Posts Tagged ‘Old New York postcards’

Peeking under “new” Grand Central Terminal

June 24, 2013

This year marks the 100th anniversary of the opening of Grand Central Terminal.

But the train station is brand-new according to this vintage postcard, which offers a fascinating glimpse into the many layers underneath the street-level station.

Grandcentralundergroundcard

It’s hard to read the faded print. But just below the street is the triborough train concourse, followed by the suburban train concourse, which is on the same level as the West Side, Bronx, and Brooklyn subway concourse.

Below that is the McAdoo Tube to New Jersey, then the Belmont Tube to Long Island. When did trains from Grand Central stop going to Jersey and Long Island?

Bridges and barracks in an East River postcard

January 4, 2013

This 1940s technicolor postcard shows the sturdy Triborough (aka the Robert F. Kennedy) Bridge in the foreground and the stunning Hell Gate Bridge, which carries rail traffic, behind it.

It’s only one leg of the Triborough though; the bridge connects the Bronx to Manhattan to Queens—leapfrogging over the joined-via-landfill Randall’s and Ward’s Islands.

Triboroandhellgatepostcard

I’m curious about the barracks-like white and red buildings in the background on what looks like Randall’s and Ward’s Islands. In the 1930s, the island became home to a psychiatric hospital that still operates today; it replaced an older insane asylum.

Are these barracks part of the psych hospital—or used as housing for some other group of people the city didn’t want in Manhattan or the the other boroughs?

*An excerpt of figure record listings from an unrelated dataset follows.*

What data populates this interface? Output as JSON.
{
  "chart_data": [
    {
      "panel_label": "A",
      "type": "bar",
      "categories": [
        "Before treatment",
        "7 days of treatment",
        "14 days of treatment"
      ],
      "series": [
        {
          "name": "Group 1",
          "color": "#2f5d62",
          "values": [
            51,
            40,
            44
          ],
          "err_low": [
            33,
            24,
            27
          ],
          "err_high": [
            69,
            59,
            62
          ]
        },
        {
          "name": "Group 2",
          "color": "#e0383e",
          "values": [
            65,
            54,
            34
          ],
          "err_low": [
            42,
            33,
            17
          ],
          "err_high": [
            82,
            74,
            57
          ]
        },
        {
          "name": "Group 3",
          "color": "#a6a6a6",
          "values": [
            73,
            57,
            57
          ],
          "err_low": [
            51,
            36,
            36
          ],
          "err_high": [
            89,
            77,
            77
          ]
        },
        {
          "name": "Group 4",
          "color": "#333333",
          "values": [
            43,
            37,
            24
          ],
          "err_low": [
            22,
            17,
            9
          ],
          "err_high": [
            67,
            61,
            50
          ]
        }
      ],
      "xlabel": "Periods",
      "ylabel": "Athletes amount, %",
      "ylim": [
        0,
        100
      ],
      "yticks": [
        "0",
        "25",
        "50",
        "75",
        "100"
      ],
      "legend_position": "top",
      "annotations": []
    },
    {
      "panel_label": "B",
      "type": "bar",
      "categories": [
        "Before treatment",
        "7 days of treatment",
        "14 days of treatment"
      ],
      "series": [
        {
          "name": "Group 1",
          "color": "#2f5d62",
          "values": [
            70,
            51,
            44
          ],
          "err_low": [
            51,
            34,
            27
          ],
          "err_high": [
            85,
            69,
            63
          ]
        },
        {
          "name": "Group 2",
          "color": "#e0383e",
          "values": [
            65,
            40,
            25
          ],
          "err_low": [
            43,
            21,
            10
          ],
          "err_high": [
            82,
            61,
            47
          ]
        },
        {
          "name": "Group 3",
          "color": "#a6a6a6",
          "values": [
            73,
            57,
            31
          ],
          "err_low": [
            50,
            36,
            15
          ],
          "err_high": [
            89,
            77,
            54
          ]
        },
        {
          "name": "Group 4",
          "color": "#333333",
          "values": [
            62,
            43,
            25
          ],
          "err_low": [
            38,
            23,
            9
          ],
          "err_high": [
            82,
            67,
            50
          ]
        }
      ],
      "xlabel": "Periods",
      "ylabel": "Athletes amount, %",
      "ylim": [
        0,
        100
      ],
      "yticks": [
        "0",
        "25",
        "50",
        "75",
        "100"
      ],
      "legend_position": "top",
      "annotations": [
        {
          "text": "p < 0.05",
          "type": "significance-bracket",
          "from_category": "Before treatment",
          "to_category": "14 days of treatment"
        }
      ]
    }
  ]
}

“New York Entrance to the Holland Tubes”

May 25, 2011

This 1920s postcard of the entrance to the Holland Tunnel looks like a Hollywood set, not real lower Manhattan.

The “tubes,” as they were known then, opened in November 1927 to incredible fanfare. The New York Times reported the next day:

“When the two flags had parted before the New York entrance, there surged beneath their drawn folds and on into the chill depths of the white-tiled, brilliantly lighted subaqueous thoroughfare, an almost solid mass of pedestrians eager to make the trip from shore to shore afoot.

“It was estimated that within an hour 20,000 or more persons had walked the entire 9,250 feet from entrance to exit, and the stream of humanity, thinning a little toward the last, continued to traverse the tunnel until 7 p.m., when it was closed until 12:01 a.m., the hour set for vehicular traffic to begin its regular, paid passage.”

An enchanted city’s nighttime skyline

May 30, 2009

The East River, South Street Seaport, and lower Manhattan skyscrapers aglow in shades of firecracker-red, yellow, blue, and pink.

Skylinelowermanhattancard

The back of this postcard describes the skyline as “a most awe-inspiring sight.” Pretty tough to disagree.